Wednesday, July 30, 2025

Whale

Summer is always my favourite time to read and this is also the season for our family vacation. 

A useful guide for book choice is the theme of our trip. An essential read after a sea turtle island stay, as what we experienced last month, would be a book written by marine biologist. 

This week, we traveled to Andenes located in the Vesterålen in Northern Norway. Long a popular whale safaris excursion destination, Andenes is the prime location for meeting humpbacks and sperm whales. Once you have seen them, it's impossible to forget, just as if you never saw them, it would be impossible to describe.

To go with the whale watching experience, my book of choice is Fathoms: The World in the Whale. Rebecca Giggs wrote this book, the winner of the Andrew Carnegie Medal for Excellence in Nonfiction, after pushing a beached humpback whale back out into the sea.
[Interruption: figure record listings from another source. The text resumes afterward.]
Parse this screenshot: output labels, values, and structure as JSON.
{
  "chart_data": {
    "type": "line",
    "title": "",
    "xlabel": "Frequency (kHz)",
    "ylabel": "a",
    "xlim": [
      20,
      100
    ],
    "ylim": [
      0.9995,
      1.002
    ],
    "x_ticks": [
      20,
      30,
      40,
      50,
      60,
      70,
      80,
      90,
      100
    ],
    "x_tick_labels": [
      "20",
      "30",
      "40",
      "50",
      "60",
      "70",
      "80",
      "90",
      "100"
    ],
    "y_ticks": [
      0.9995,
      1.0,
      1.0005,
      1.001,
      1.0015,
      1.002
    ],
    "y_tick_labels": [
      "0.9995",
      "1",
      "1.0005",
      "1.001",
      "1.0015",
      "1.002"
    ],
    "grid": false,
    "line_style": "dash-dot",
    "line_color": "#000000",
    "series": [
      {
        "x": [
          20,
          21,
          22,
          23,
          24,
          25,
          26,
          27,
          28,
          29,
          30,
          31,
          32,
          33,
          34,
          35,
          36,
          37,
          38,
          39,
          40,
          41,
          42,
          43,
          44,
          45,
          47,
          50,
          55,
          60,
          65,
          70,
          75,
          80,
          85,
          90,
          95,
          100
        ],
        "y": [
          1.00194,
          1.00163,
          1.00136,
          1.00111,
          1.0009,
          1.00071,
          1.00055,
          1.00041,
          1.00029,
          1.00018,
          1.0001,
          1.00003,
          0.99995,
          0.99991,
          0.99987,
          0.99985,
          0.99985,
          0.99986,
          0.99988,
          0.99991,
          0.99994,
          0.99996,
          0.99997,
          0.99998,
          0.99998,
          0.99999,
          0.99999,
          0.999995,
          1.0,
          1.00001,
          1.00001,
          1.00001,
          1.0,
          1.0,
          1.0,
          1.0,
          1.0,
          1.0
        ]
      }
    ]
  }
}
For the three days that humpback eventually expired off the coast of Perth, Rebecca Giggs experienced a very personal reflection on our relationship with sea creatures. Her narrative on whalefall is scientific and romantic at the same time. Whalefall, in case you haven't heard of this term, is what happened after whales died in mid-ocean without being washed into the shallows. Their massive bodies sink and decompose on the descent. The journey of being pecked at by seabirds, fish, swimming crabs, and sharks, lasts for weeks or months. 

The bones and the decomposing blubber of the dead whale turn out to be untold stories of our ecosystem, embedded into the mysterious basement floor of the Earth. A deep story: deeper than I could have fathomed.